Runaway Husbands by Vikki Stark – Review
Some of you may be surprised at first to see a book with this title on the Consciousness Junkie website. However, as you will see from the review, this book can be a powerful source of healing on a subject facing a large number of women. We hope you find it valuable.
By L.J
When my husband of 40+ years quite suddenly – and unexpectedly, left me for another woman, I was devastated! I couldn’t eat. I couldn’t sleep. I was in shock and barely functioning. I spent many hours those first few nights frantically searching the Internet for something that could help me make sense of this – anything that could help me survive. Then I found it: Runaway Husbands: The Abandoned Wife’s Guide to Recovery and Renewal. Vikki Stark, the author, is not only a therapist of some 25 years, but also a survivor of Wife Abandonment Syndrome (WAS).
“I will be your Sherpa” were words soothing to my soul. What I needed was a guide. I needed someone and something to anchor me to the situation and show me there was hope. This is exactly what Vicky Stark and this book did for me.
In finding herself suddenly abandoned by her husband of twenty-one years, Vicky, the therapist, began to search for answers herself. She decided to conduct a study of what she termed the Sudden Wife Abandonment Project (SWAP). She heard from over 400 people who participated in interviews and completed questionnaires. Although most were women, she also heard from children, men, and even a few run away husbands!
She used this information to create the 10 hallmarks of Wife Abandonment Syndrome. One of her goals in writing this book was to guide the reader through the stages of recovery so they didn’t get “stuck”, and to give one a vision of how to imagine a much better future than may seem possible.
For me, this book succeeded in doing just that. I have read this book several times in my first few years of abandonment and still refer to it often. I have purchased it for family and friends to help them understand the depth of what I was going through.
Stark makes it clear that each victim of WAS must follow her own path and timeline to healing. To assist in this process she devised a series of transformational stages one can expect to go through.
They are based on meteorological terms, such Tsunami, Tornado, Thunderstorm, Ice Storm, Fog,Early Spring, and finally Warm Summer Days. The analogies are clear, concise, and easy to understand they give a sense of hope and an idea of what to expect down the road.
Vikki also points out that this is not your typical divorce. Because there were no signs of a break up, no fighting, no threats of leaving, and no battle scars there is not the relief that may come from years of suffering.
She introduces a series of eight major differences experienced by a divorce affected by Wife Abandonment Syndrome. I found this to be particularly helpful as many of my friends were divorced but none had suffered abandonment.
On a more positive note, the book moves into the seven steps for moving forward.To know that there is light at the end of this dark, dark, tunnel gave me hope and inspiration. She includes many personal narratives of other women who have suffered the same fate.

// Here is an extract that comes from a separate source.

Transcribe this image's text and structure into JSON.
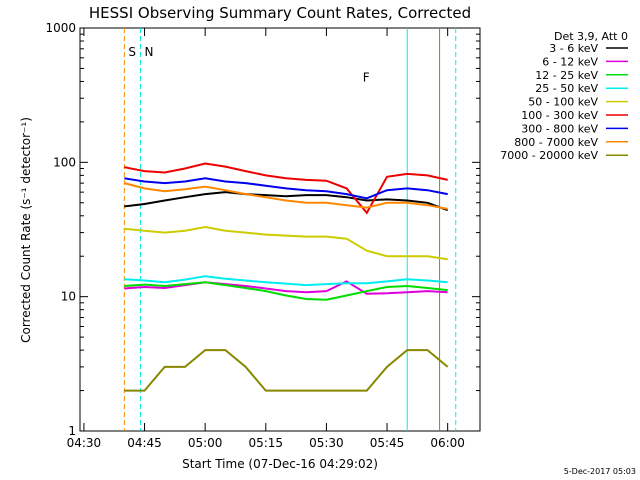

Knowing that I was not alone helped me to cope, and many of their stories so mirrored mine that it enabled me to see things that I wasn’t willing or able to see in my own situation, things that were too painful to acknowledge.
Defining it as a syndrome, a disease or disorder that involves a particular group of signs and symptoms, helped me to see that there were underlying causes that may have led to this. Since it is always the wife who is at fault, according to the husband, recognizing the symptoms made it less personal in a way.
Although there could not be a more serious topic of discussion, especially to a traumatized wife, the book has it’s lighter side as well. The moments of humor interspersed throughout the text helps to ease the pain of delving in to such a hurtful discussion. For example, her reference to Dr. Jekyll and Mr. Hyde! But there are also phrases that cut right to the heart such ” Amputation without Anesthetics” or “Death -by-a-Thousand Cuts”.
But the book does more than just create a feeling of mutual pain and bonding. Vikki Stark spends a great portion of the book presenting ideas and suggestions, both her own and those who participated in her study, on how to cope, except, and finally recover from this life altering experience.
She talks about the effect on children and the pitfalls of coparenting with the Runaway Husband. She includes a ” bag of tricks” containing strategies and suggestions from women who have gone through this.
She even includes a section called Turning Points and embracing change, all of which I thought was impossible at the onset of reading this book. What she doesn’t do is spend much time devoted to “the other woman”. It is amazing though how similar most of these women seem to be!
As an added bonus, there is a website and a guide to Healing Circles for those who wish to share their experiences and help each other through this hell of abandonment. She sends out periodic emails of women looking for a group in their particular area. Finding this book was a Godsend for me as I hope it will be for you.